React Server Components (RSC), introduced experimentally in 2020 and stabilised in Next.js 13’s App Router in 2023, are the most significant architectural change to React since Hooks. They shift rendering back toward the server without sacrificing the component model — and the mental model takes time to adjust to.
The Core Idea
In the App Router, every component is a Server Component by default. Server Components run only on the server — they can access databases, file systems, and environment variables directly. They never run in the browser, so they add zero JavaScript to the client bundle.
// app/posts/page.tsx — Server Component (default)

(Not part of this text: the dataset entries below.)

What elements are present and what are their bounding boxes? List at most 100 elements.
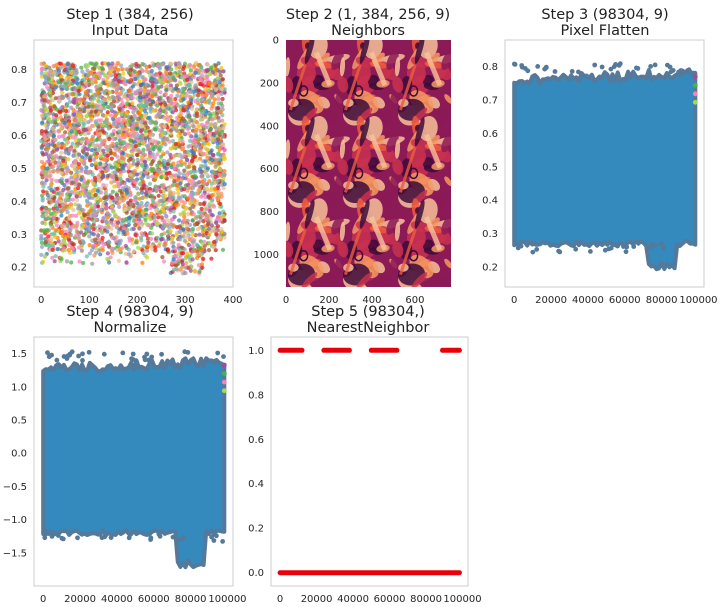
data-point [50, 255, 55, 260]
data-point [220, 77, 225, 82]
data-point [47, 65, 52, 70]
heatmap-cell [353, 249, 364, 262]
data-point [108, 199, 113, 204]
data-point [207, 98, 212, 103]
data-point [93, 192, 98, 198]
data-point [162, 204, 167, 209]
data-point [99, 225, 104, 230]
data-point [150, 174, 155, 179]
data-point [91, 243, 96, 248]
heatmap-cell [414, 117, 425, 147]
data-point [138, 214, 143, 219]
data-point [62, 84, 67, 89]
data-point [108, 151, 113, 156]
data-point [43, 71, 49, 76]
data-point [215, 195, 220, 200]
data-point [188, 201, 193, 206]
data-point [159, 351, 165, 357]
data-point [48, 108, 54, 113]
data-point [210, 138, 215, 143]
data-point [49, 188, 54, 193]
heatmap-cell [411, 272, 428, 287]
data-point [213, 229, 218, 234]
data-point [55, 147, 60, 152]
data-point [109, 165, 114, 170]
data-point [56, 68, 62, 73]
data-point [76, 121, 81, 126]
data-point [221, 126, 226, 131]
data-point [188, 185, 193, 191]
data-point [220, 96, 225, 102]
chart-2-x-tick-label: 80000 [646, 295, 678, 306]
data-point [94, 155, 99, 160]
heatmap-cell [353, 85, 364, 97]
data-point [204, 171, 209, 177]
data-point [70, 180, 75, 185]
data-point [117, 107, 122, 112]
heatmap-tile [335, 198, 405, 287]
data-point [137, 226, 142, 231]
data-point [52, 157, 57, 162]
data-point [96, 237, 102, 242]
data-point [212, 81, 217, 86]
data-point [157, 211, 162, 216]
chart-4-x-tick-label: 60000 [374, 594, 406, 605]
data-point [204, 216, 209, 221]
data-point [181, 74, 186, 79]
data-point [46, 154, 52, 159]
data-point [156, 202, 162, 207]
chart-4-x-tick-label: 20000 [301, 594, 333, 605]
data-point [611, 64, 617, 70]
data-point [112, 96, 117, 101]
data-point [133, 222, 138, 228]
data-point [88, 158, 93, 163]
data-point [214, 127, 219, 132]
data-point [156, 215, 161, 220]
data-point [80, 98, 85, 103]
data-point [109, 246, 114, 251]
heatmap-cell [304, 117, 315, 147]
data-point [221, 214, 226, 219]
data-point [64, 259, 70, 264]
data-point [187, 63, 193, 68]
heatmap-cell [394, 139, 401, 159]
data-point [136, 191, 141, 196]
data-point [132, 131, 137, 136]
data-point [158, 95, 163, 100]
data-point [86, 104, 91, 109]
data-point [189, 134, 194, 139]
data-point [159, 132, 164, 137]
data-point [107, 90, 112, 95]
data-point [143, 207, 148, 212]
data-point [204, 207, 209, 212]
data-point [213, 63, 218, 68]
data-point [667, 64, 673, 70]
chart-4-y-tick-label: 0.6 [248, 435, 264, 446]
data-point [213, 248, 218, 253]
data-point [140, 124, 145, 129]
data-point [77, 182, 82, 187]
data-point [106, 239, 111, 244]
data-point [73, 138, 78, 143]
data-point [126, 252, 131, 257]
data-point [185, 218, 190, 223]
data-point [51, 115, 56, 120]
data-point [163, 142, 168, 147]
chart-3-frame [33, 336, 234, 587]
data-point [207, 150, 212, 155]
data-point [50, 73, 55, 78]
data-point [191, 212, 196, 217]
data-point [172, 167, 177, 172]
data-point [111, 209, 116, 214]
data-point [122, 140, 127, 145]
data-point [552, 69, 558, 74]
data-point [79, 191, 84, 196]
data-point [131, 249, 136, 254]
chart-2-y-tick-label: 0.6 [482, 129, 498, 140]
data-point [214, 533, 219, 539]
panel-step4-outliers [42, 349, 227, 544]
data-point [139, 154, 144, 159]
data-point [218, 110, 223, 115]
data-point [161, 208, 166, 213]
data-point [201, 229, 206, 234]
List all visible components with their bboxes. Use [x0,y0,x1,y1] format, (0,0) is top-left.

// This function runs on the server, never in the browser
async function PostsPage() {
// Direct database access — no API route needed
const posts = await db.query('SELECT * FROM posts ORDER BY created_at DESC');
return (
<ul>
{posts.map(post => (
<li key={post.id}><PostCard post={post} /></li>
))}
</ul>
);
}
Client Components: The Explicit Exception
When you need interactivity, browser APIs, or React state, add "use client" at the top of the file:
"use client";
import { useState } from 'react';
export function LikeButton({ initialLikes }: { initialLikes: number }) {
const [likes, setLikes] = useState(initialLikes);
return <button onClick={() => setLikes(l => l + 1)}>♥ {likes}</button>;
}
Composing Server and Client Components
Server Components can render Client Components. Client Components cannot render Server Components (because Client Components run in the browser where there is no server). The boundary flows one way: server → client.
Streaming with Suspense
Wrap slow server components in <Suspense> to stream their content progressively — the shell renders immediately and slow parts stream in as they resolve:
export default function Dashboard() {
return (
<>
<h1>Dashboard</h1>
<Suspense fallback={<Skeleton />}>
<SlowAnalyticsWidget /> {/* streams in when ready */}
</Suspense>
</>
);
}
Server Actions
Server Actions (stable in Next.js 14) allow form submissions and mutations to call server functions directly, without writing API route boilerplate:
"use server";
export async function createPost(formData: FormData) {
const title = formData.get('title') as string;
await db.insert({ title, createdAt: new Date() });
revalidatePath('/posts');
}
When to Use RSC vs Traditional API Routes
- RSC for reads (fetching data for rendering)
- Server Actions for mutations (forms, button clicks that change data)
- API routes for public APIs consumed by mobile apps or third parties
React Server Components require a new mental model, but the payoff — smaller client bundles, simpler data fetching, and better performance by default — makes them the right architecture for most Next.js applications in 2023.